The UK's telecoms regulator is planning to impose a cap on the amount BT's infrastructure arm can charge rivals for accessing telegraph poles and underground cables.
Ofcom today published a proposals to limit the amount Openreach can bill telecoms firms to put in their own lines.
The aim of today's plans is "to increase certainty and predictability for investors". The watchdog has previously highlighted a desire to make "it cheaper and easier for competing providers to connect their own fibre broadband directly to homes and offices".
Specifically, Ofcom is consulting on the calculation methodology Openreach uses for its charges.
Ofcom said: "We anticipate this would also result in material reductions for the majority of rental charges."
An Openreach spokesperson said the firm would consider the proposals before responding formally, adding: "We’re encouraged that Ofcom doesn’t expect Openreach to cover all of the upfront investment in ducts and poles for other companies.
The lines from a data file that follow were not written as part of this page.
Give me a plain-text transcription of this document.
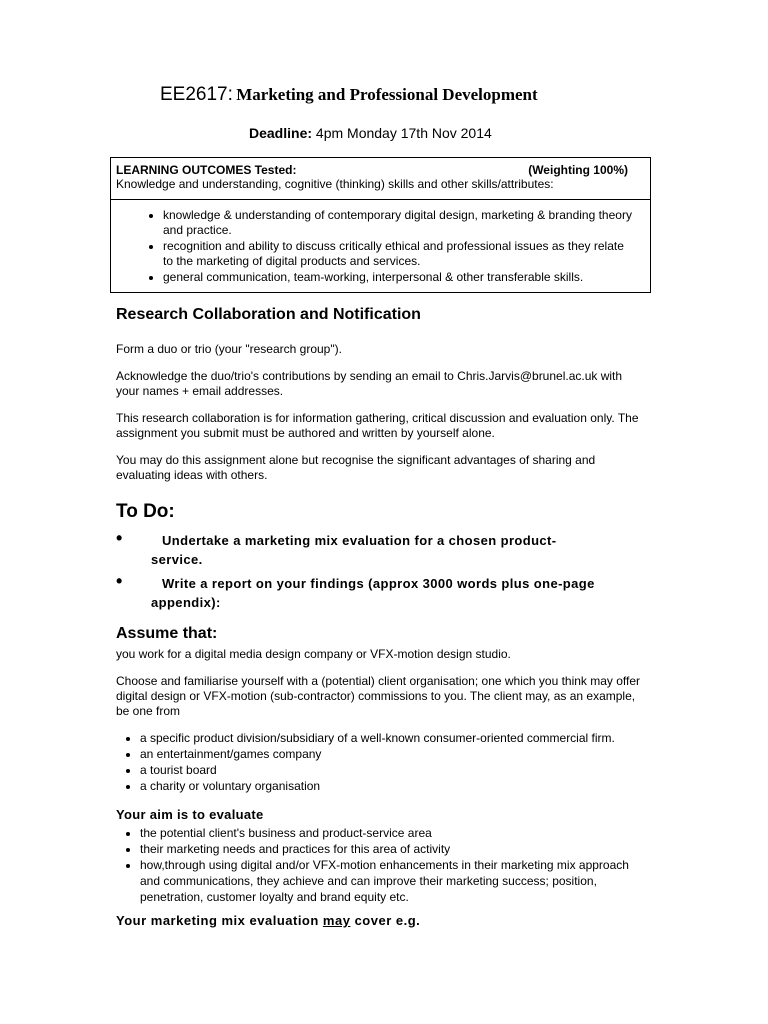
EE2617: Marketing and Professional Development
Deadline: 4pm Monday 17th Nov 2014
LEARNING OUTCOMES Tested:	(Weighting 100%)
Knowledge and understanding, cognitive (thinking) skills and other skills/attributes:
• knowledge & understanding of contemporary digital design, marketing & branding theory and practice.
• recognition and ability to discuss critically ethical and professional issues as they relate to the marketing of digital products and services.
• general communication, team-working, interpersonal & other transferable skills.
Research Collaboration and Notification

Form a duo or trio (your "research group").

Acknowledge the duo/trio's contributions by sending an email to Chris.Jarvis@brunel.ac.uk with your names + email addresses.

This research collaboration is for information gathering, critical discussion and evaluation only. The assignment you submit must be authored and written by yourself alone.

You may do this assignment alone but recognise the significant advantages of sharing and evaluating ideas with others.

To Do:
•	Undertake a marketing mix evaluation for a chosen product-
service.
•	Write a report on your findings (approx 3000 words plus one-page
appendix):
Assume that:

you work for a digital media design company or VFX-motion design studio.

Choose and familiarise yourself with a (potential) client organisation; one which you think may offer digital design or VFX-motion (sub-contractor) commissions to you. The client may, as an example, be one from

• a specific product division/subsidiary of a well-known consumer-oriented commercial firm.
• an entertainment/games company
• a tourist board
• a charity or voluntary organisation
Your aim is to evaluate
• the potential client's business and product-service area
• their marketing needs and practices for this area of activity
• how,through using digital and/or VFX-motion enhancements in their marketing mix approach and communications, they achieve and can improve their marketing success; position, penetration, customer loyalty and brand equity etc.
Your marketing mix evaluation may cover e.g.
Our ducts and poles have been open since 2011 and Ofcom recognises we’ve taken big steps to encourage more companies to use them.
The spokesperson continued: “We recognise that further improvements might be needed over time, but the economics of network investment remain challenging."
Shares in BT were largely unmoved by today's announcement. Hargreaves Lansdown senior analyst Laith Khalaf said despite facing a "hefty price cut" it is hard to put a figure on the impact of the plans on BT's finances.
He said: "The watchdog is walking a bit of a tight rope here between providing incentives for BT to invest in developing its infrastructure while encouraging competition from rival providers and ensuring consumers aren’t burdened with huge costs."
The plans are the latest round of an ongoing ding-dong between the regulator and the former nationalised telecoms giant BT.
The pair came to a settlement over a legal separation of Openreach from BT earlier this year. Shortly afterwards Ofcom slapped BT with its largest ever fine – some £42m – for service failings to internet providers, such as Vodafone and TalkTalk.
Openreach makes almost double the profit generated by other similarly sized divisions of BT, such as its consumer and business arms.